O número de pesquisas acadêmicas, formulários de coletas de informações em torno da realidade das mulheres mães e a sobrecarga de trabalhos (na maioria deles, não remunerados) no atual contexto de pandemia, tem chamado atenção para as condições físicas, emocionais e materiais enfrentadas pelas mães. Uma vez que na divisão das demandas do cuidado são as mulheres mães se encontram em realidades de exaustão mental e física, assumindo cada vez mais funções do cuidado material e emocional das crianças, das/dos idosos e da família. 

Cuidar significa responsabilizar-se, dedicar-se ao outro/outra, mas quando esse outro é uma criança em fase escolar, esse cuidado se desdobra em um cuidado pedagógico e que necessita de adequadas condições físicas, materiais, emocionais e até intelectuais. Sentar com nossas filhas e filhos para acompanhar as aulas remotas e fazer tarefas de casa não é uma realidade possível para todas as famílias. Há determinantes sociais que precisam ser levados em conta, quando pressupomos uma “condição igualitária” de aprendizagem para todas as crianças e jovens.

No contexto de pandemia, onde a crise política, moral e sanitária definem nossa realidade, precisamos enfatizar (e até implorar) que creches e escolas permaneçam fechadas como condição de preservação da vida das crianças e de toda comunidade. A fragilidade emocional que o contexto impele junto ao adoecimento de familiares e a sobrecarga nas demandas do cuidado, tem sido assuntos recorrente entre as mulheres mães da Coletiva Pachamamá. Os relatos das vivências de cada uma dessas mães coincidem entre si: o desemprego, o trabalho doméstico não remunerado, o isolamento que agrava ainda mais a invisibilidades dessas realidades, somadas ao aumento das situações de violências doméstica, são agravantes que tensionam nossos cotidianos.
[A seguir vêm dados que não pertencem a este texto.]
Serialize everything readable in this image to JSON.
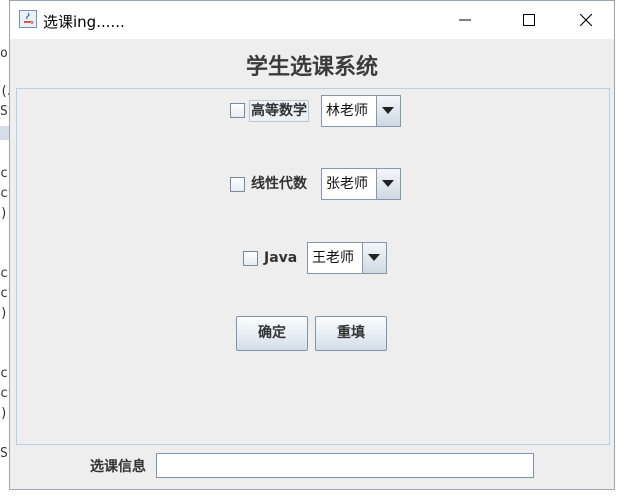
{
  "window": {
    "title": "选课ing......",
    "controls": {
      "minimize": "minimize-icon",
      "maximize": "maximize-icon",
      "close": "close-icon"
    }
  },
  "heading": "学生选课系统",
  "courses": [
    {
      "name": "高等数学",
      "checked": false,
      "teacher": "林老师"
    },
    {
      "name": "线性代数",
      "checked": false,
      "teacher": "张老师"
    },
    {
      "name": "Java",
      "checked": false,
      "teacher": "王老师"
    }
  ],
  "buttons": {
    "confirm": "确定",
    "reset": "重填"
  },
  "info": {
    "label": "选课信息",
    "value": ""
  },
  "background_fragments": [
    "or",
    "(A",
    "St",
    "c(",
    "ct",
    ") ;",
    "c(",
    "ct",
    ") ;",
    "c(",
    "ct",
    ") ;",
    "St"
  ]
}
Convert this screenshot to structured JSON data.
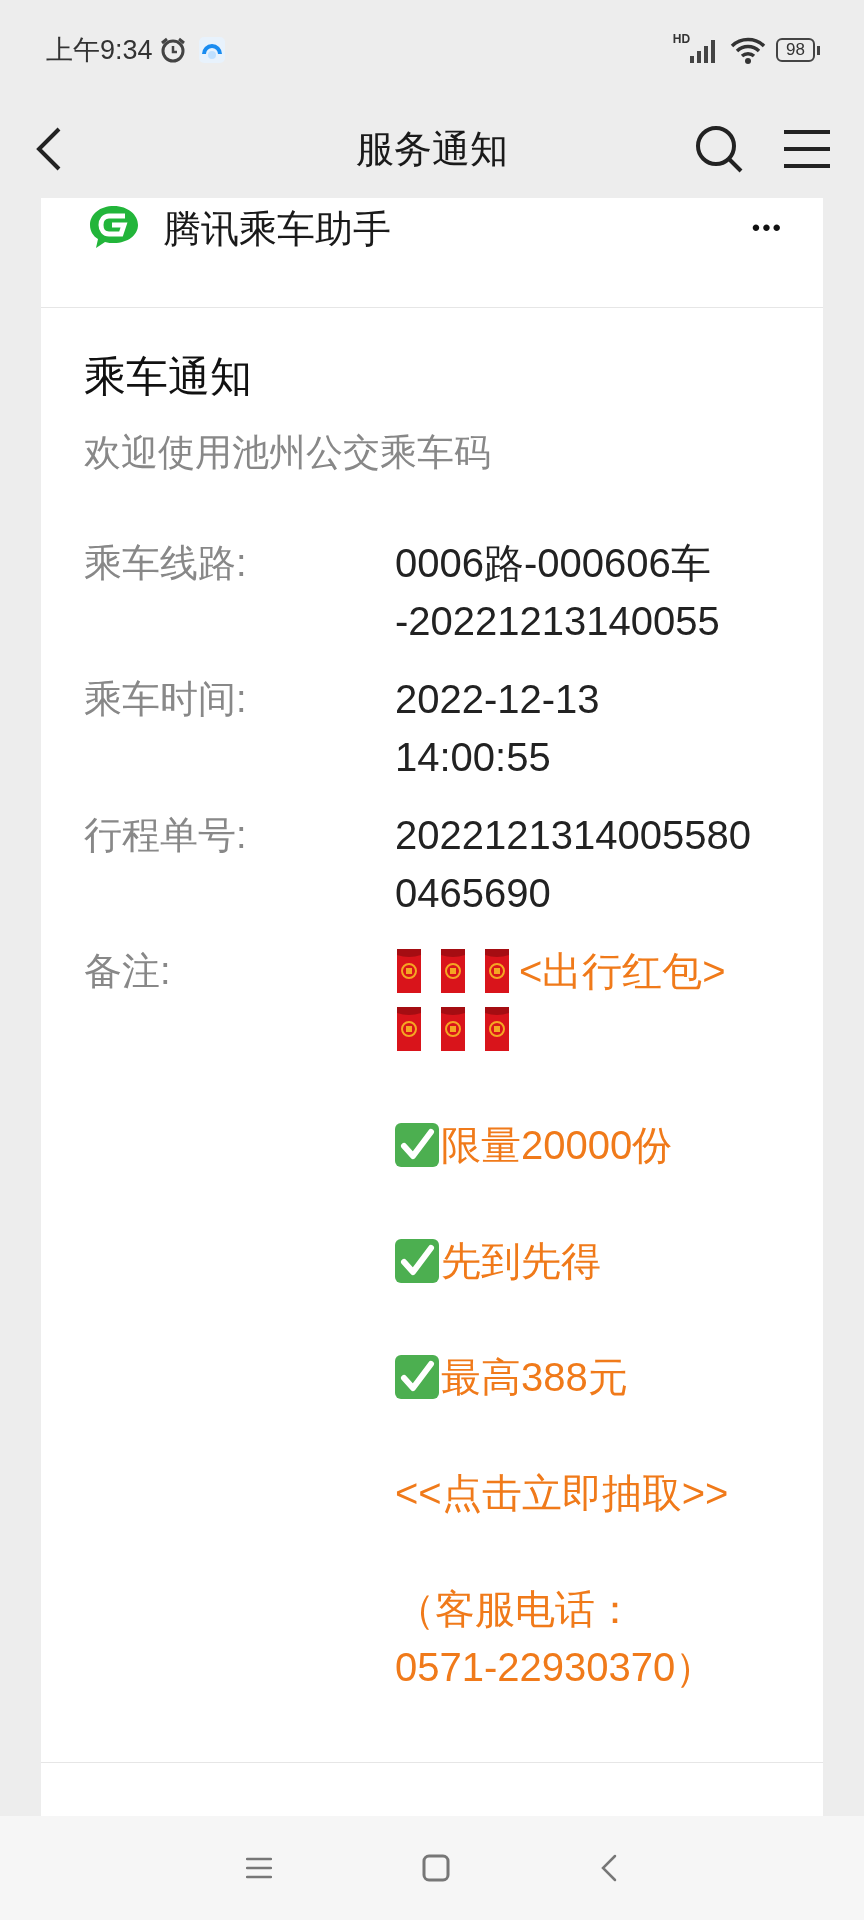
{
  "status_bar": {
    "time": "上午9:34",
    "network": "HD",
    "battery": "98"
  },
  "header": {
    "title": "服务通知"
  },
  "app": {
    "name": "腾讯乘车助手",
    "more": "•••"
  },
  "notice": {
    "title": "乘车通知",
    "subtitle": "欢迎使用池州公交乘车码",
    "rows": [
      {
        "label": "乘车线路:",
        "lines": [
          "0006路-000606车",
          "-20221213140055"
        ]
      },
      {
        "label": "乘车时间:",
        "lines": [
          "2022-12-13",
          "14:00:55"
        ]
      },
      {
        "label": "行程单号:",
        "lines": [
          "2022121314005580",
          "0465690"
        ]
      }
    ],
    "remark": {
      "label": "备注:",
      "paragraphs": [
        {
          "lines": [
            [
              {
                "kind": "envelope"
              },
              {
                "kind": "envelope"
              },
              {
                "kind": "envelope"
              },
              {
                "kind": "text",
                "text": "<出行红包>"
              }
            ],
            [
              {
                "kind": "envelope"
              },
              {
                "kind": "envelope"
              },
              {
                "kind": "envelope"
              }
            ]
          ]
        },
        {
          "lines": [
            [
              {
                "kind": "check"
              },
              {
                "kind": "text",
                "text": "限量20000份"
              }
            ]
          ]
        },
        {
          "lines": [
            [
              {
                "kind": "check"
              },
              {
                "kind": "text",
                "text": "先到先得"
              }
            ]
          ]
        },
        {
          "lines": [
            [
              {
                "kind": "check"
              },
              {
                "kind": "text",
                "text": "最高388元"
              }
            ]
          ]
        },
        {
          "lines": [
            [
              {
                "kind": "text",
                "text": "<<点击立即抽取>>"
              }
            ]
          ]
        },
        {
          "lines": [
            [
              {
                "kind": "text",
                "text": "（客服电话："
              }
            ],
            [
              {
                "kind": "text",
                "text": "0571-22930370）"
              }
            ]
          ]
        }
      ]
    }
  }
}
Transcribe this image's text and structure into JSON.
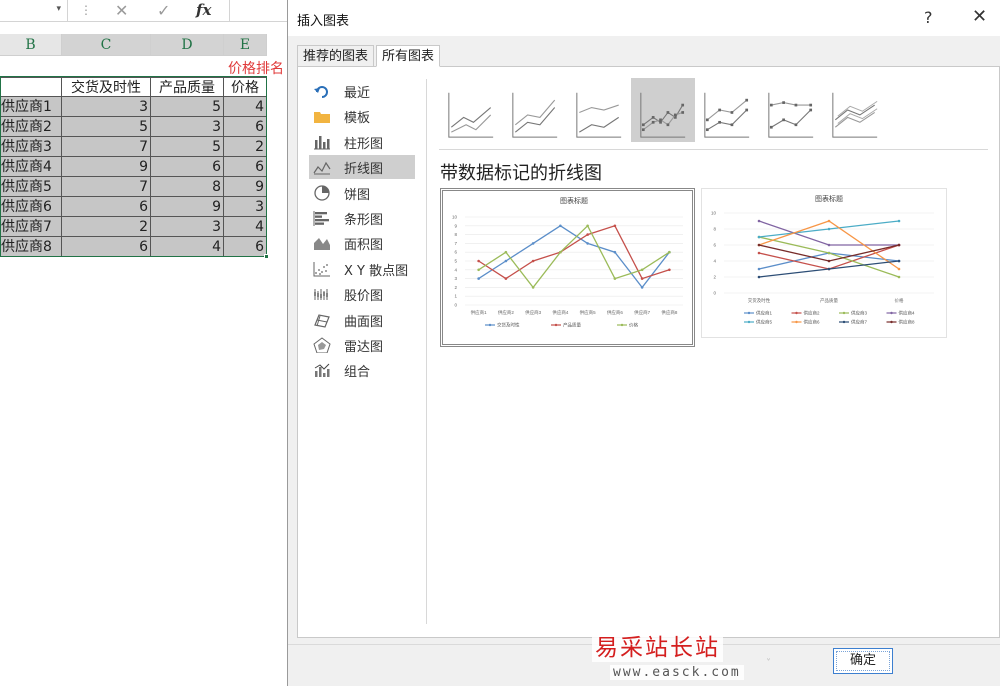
{
  "excel": {
    "formula_bar": {
      "cancel_glyph": "✕",
      "enter_glyph": "✓",
      "fx_label": "fx",
      "separator_glyph": "⋮",
      "namebox_arrow": "▾"
    },
    "columns": [
      {
        "letter": "B",
        "selected": false
      },
      {
        "letter": "C",
        "selected": true
      },
      {
        "letter": "D",
        "selected": true
      },
      {
        "letter": "E",
        "selected": true
      }
    ],
    "rank_label": "价格排名",
    "table_headers": [
      "交货及时性",
      "产品质量",
      "价格"
    ],
    "rows": [
      {
        "name": "供应商1",
        "delivery": 3,
        "quality": 5,
        "price": 4
      },
      {
        "name": "供应商2",
        "delivery": 5,
        "quality": 3,
        "price": 6
      },
      {
        "name": "供应商3",
        "delivery": 7,
        "quality": 5,
        "price": 2
      },
      {
        "name": "供应商4",
        "delivery": 9,
        "quality": 6,
        "price": 6
      },
      {
        "name": "供应商5",
        "delivery": 7,
        "quality": 8,
        "price": 9
      },
      {
        "name": "供应商6",
        "delivery": 6,
        "quality": 9,
        "price": 3
      },
      {
        "name": "供应商7",
        "delivery": 2,
        "quality": 3,
        "price": 4
      },
      {
        "name": "供应商8",
        "delivery": 6,
        "quality": 4,
        "price": 6
      }
    ]
  },
  "dialog": {
    "title": "插入图表",
    "help": "?",
    "close": "✕",
    "tabs": [
      {
        "label": "推荐的图表",
        "active": false
      },
      {
        "label": "所有图表",
        "active": true
      }
    ],
    "chart_types": [
      {
        "label": "最近",
        "icon": "undo-icon"
      },
      {
        "label": "模板",
        "icon": "folder-icon"
      },
      {
        "label": "柱形图",
        "icon": "column-chart-icon"
      },
      {
        "label": "折线图",
        "icon": "line-chart-icon",
        "selected": true
      },
      {
        "label": "饼图",
        "icon": "pie-chart-icon"
      },
      {
        "label": "条形图",
        "icon": "bar-chart-icon"
      },
      {
        "label": "面积图",
        "icon": "area-chart-icon"
      },
      {
        "label": "X Y 散点图",
        "icon": "scatter-chart-icon"
      },
      {
        "label": "股价图",
        "icon": "stock-chart-icon"
      },
      {
        "label": "曲面图",
        "icon": "surface-chart-icon"
      },
      {
        "label": "雷达图",
        "icon": "radar-chart-icon"
      },
      {
        "label": "组合",
        "icon": "combo-chart-icon"
      }
    ],
    "subtypes": [
      {
        "icon": "line-icon"
      },
      {
        "icon": "stacked-line-icon"
      },
      {
        "icon": "percent-stacked-line-icon"
      },
      {
        "icon": "line-with-markers-icon",
        "selected": true
      },
      {
        "icon": "stacked-line-with-markers-icon"
      },
      {
        "icon": "percent-stacked-line-with-markers-icon"
      },
      {
        "icon": "3d-line-icon"
      }
    ],
    "subtype_title": "带数据标记的折线图",
    "ok_label": "确定",
    "faint_text": "˅"
  },
  "previews": [
    {
      "title": "图表标题",
      "categories": [
        "供应商1",
        "供应商2",
        "供应商3",
        "供应商4",
        "供应商5",
        "供应商6",
        "供应商7",
        "供应商8"
      ],
      "y_ticks": [
        "0",
        "1",
        "2",
        "3",
        "4",
        "5",
        "6",
        "7",
        "8",
        "9",
        "10"
      ],
      "series": [
        {
          "name": "交货及时性",
          "color": "#5b8ec9"
        },
        {
          "name": "产品质量",
          "color": "#c5504b"
        },
        {
          "name": "价格",
          "color": "#9bbb59"
        }
      ]
    },
    {
      "title": "图表标题",
      "categories": [
        "交货及时性",
        "产品质量",
        "价格"
      ],
      "y_ticks": [
        "0",
        "2",
        "4",
        "6",
        "8",
        "10"
      ],
      "series": [
        {
          "name": "供应商1",
          "color": "#5b8ec9"
        },
        {
          "name": "供应商2",
          "color": "#c5504b"
        },
        {
          "name": "供应商3",
          "color": "#9bbb59"
        },
        {
          "name": "供应商4",
          "color": "#8064a2"
        },
        {
          "name": "供应商5",
          "color": "#4bacc6"
        },
        {
          "name": "供应商6",
          "color": "#f79646"
        },
        {
          "name": "供应商7",
          "color": "#2c4d75"
        },
        {
          "name": "供应商8",
          "color": "#772c2a"
        }
      ]
    }
  ],
  "watermark": {
    "text": "易采站长站",
    "url": "www.easck.com"
  }
}
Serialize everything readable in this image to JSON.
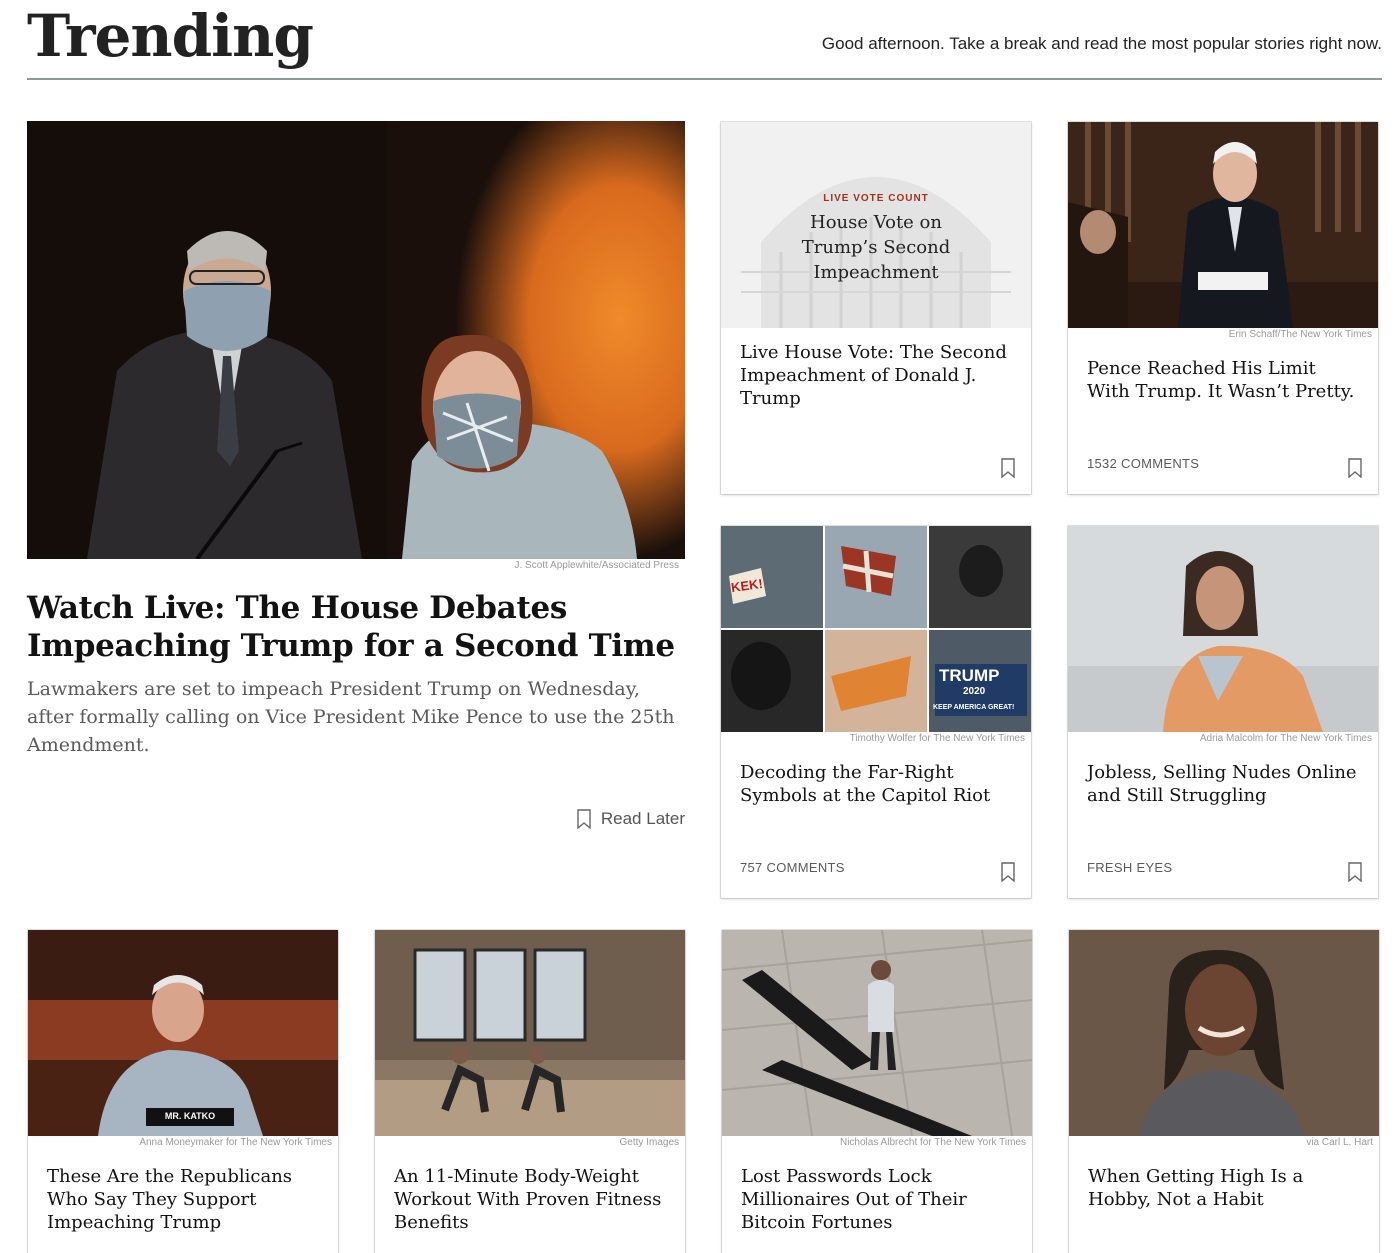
{
  "header": {
    "title": "Trending",
    "tagline": "Good afternoon. Take a break and read the most popular stories right now."
  },
  "hero": {
    "credit": "J. Scott Applewhite/Associated Press",
    "title": "Watch Live: The House Debates Impeaching Trump for a Second Time",
    "summary": "Lawmakers are set to impeach President Trump on Wednesday, after formally calling on Vice President Mike Pence to use the 25th Amendment.",
    "read_later": "Read Later"
  },
  "cards": [
    {
      "kicker": "LIVE VOTE COUNT",
      "graphic_title": "House Vote on Trump’s Second Impeachment",
      "credit": "",
      "title": "Live House Vote: The Second Impeachment of Donald J. Trump",
      "meta": ""
    },
    {
      "credit": "Erin Schaff/The New York Times",
      "title": "Pence Reached His Limit With Trump. It Wasn’t Pretty.",
      "meta": "1532 COMMENTS"
    },
    {
      "credit": "Timothy Wolfer for The New York Times",
      "title": "Decoding the Far-Right Symbols at the Capitol Riot",
      "meta": "757 COMMENTS",
      "sign_texts": [
        "KEK!",
        "TRUMP",
        "2020",
        "KEEP AMERICA GREAT!"
      ]
    },
    {
      "credit": "Adria Malcolm for The New York Times",
      "title": "Jobless, Selling Nudes Online and Still Struggling",
      "meta": "FRESH EYES"
    },
    {
      "credit": "Anna Moneymaker for The New York Times",
      "title": "These Are the Republicans Who Say They Support Impeaching Trump",
      "meta": "",
      "nameplate": "MR. KATKO"
    },
    {
      "credit": "Getty Images",
      "title": "An 11-Minute Body-Weight Workout With Proven Fitness Benefits",
      "meta": ""
    },
    {
      "credit": "Nicholas Albrecht for The New York Times",
      "title": "Lost Passwords Lock Millionaires Out of Their Bitcoin Fortunes",
      "meta": ""
    },
    {
      "credit": "via Carl L. Hart",
      "title": "When Getting High Is a Hobby, Not a Habit",
      "meta": ""
    }
  ],
  "icons": {
    "bookmark": "bookmark-icon"
  },
  "colors": {
    "accent_orange": "#e0751f",
    "kicker_red": "#a0341a",
    "rule": "#8a9a98"
  }
}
Atravessadas pelo contexto do medo, da ansiedade e do vigilante cuidado, nós mães percebemos em nossas crianças um misto de sentimentos abruptos que precisam ser dialogados, entendidos. Mas como fazer isso? Como convencer nossas crianças a não ir na casa da/do coleguinha? Como convencer que a Escola está fechada e a professora vai aparecer na tela do celular para uma “aulinha”? Como transformar a casa em espaço de aprendizagem escolar?

O âmbito escolar é fundamental no desenvolvimento social, motor, psicológico e cognitivo das crianças. Ali se aprende e se ensina geracionalmente os saberes que perpassam nossas culturas. A casa, o lar, é também espaço educativo mas não cumpre a função pedagógica que a escola assume na formação humana de cada criança. Se na escola as desigualdades inferem distintas formas e condições do aprender, ao deslocarmos os espaços de aprendizagens para as casas, os lares, essas desigualdades ficaram mais evidentes e reforçadas.

As 47.874.246 crianças e jovens matriculados na educação básica tem acesso à internet, computador ou smartphone para assistir e realizar as atividades escolares? O contexto pandemônico desvelou o que sempre esteve em carne viva no nosso país. As mulheres, especialmente as mulheres mães negras, já marcadas por todas as desigualdades de raça, gênero e classe, encontram-se em situações de absurda vulnerabilidade social, emocional e material. 

Segundo pesquisa realizada pelo IBGE, em 2018 o Brasil contava com 11 milhões de mães solo, dessas, 61% são mães negras. A precarização no acesso às condições básicas de saúde, alimentação e saneamento é uma realidade colonial no nosso país que atravessa a vida dessas mulheres e de suas filhas e filhos. O acesso à educação remota é mais uma exclusão para essas crianças, reforçando essa ferida que sempre esteve supurando mas que agora não cessa de sagrar e escorrer.

*Gabriela da Nóbrega Carreiro é mãe de Ceci, integrante da Coletiva de Mães Pachamamá. Graduada em Filosofia e Mestra e Doutoranda em Educação pela UFPB. Pesquisadora da área de Educação e gênero e de Processos de ensino-aprendizagem na Educação Básica.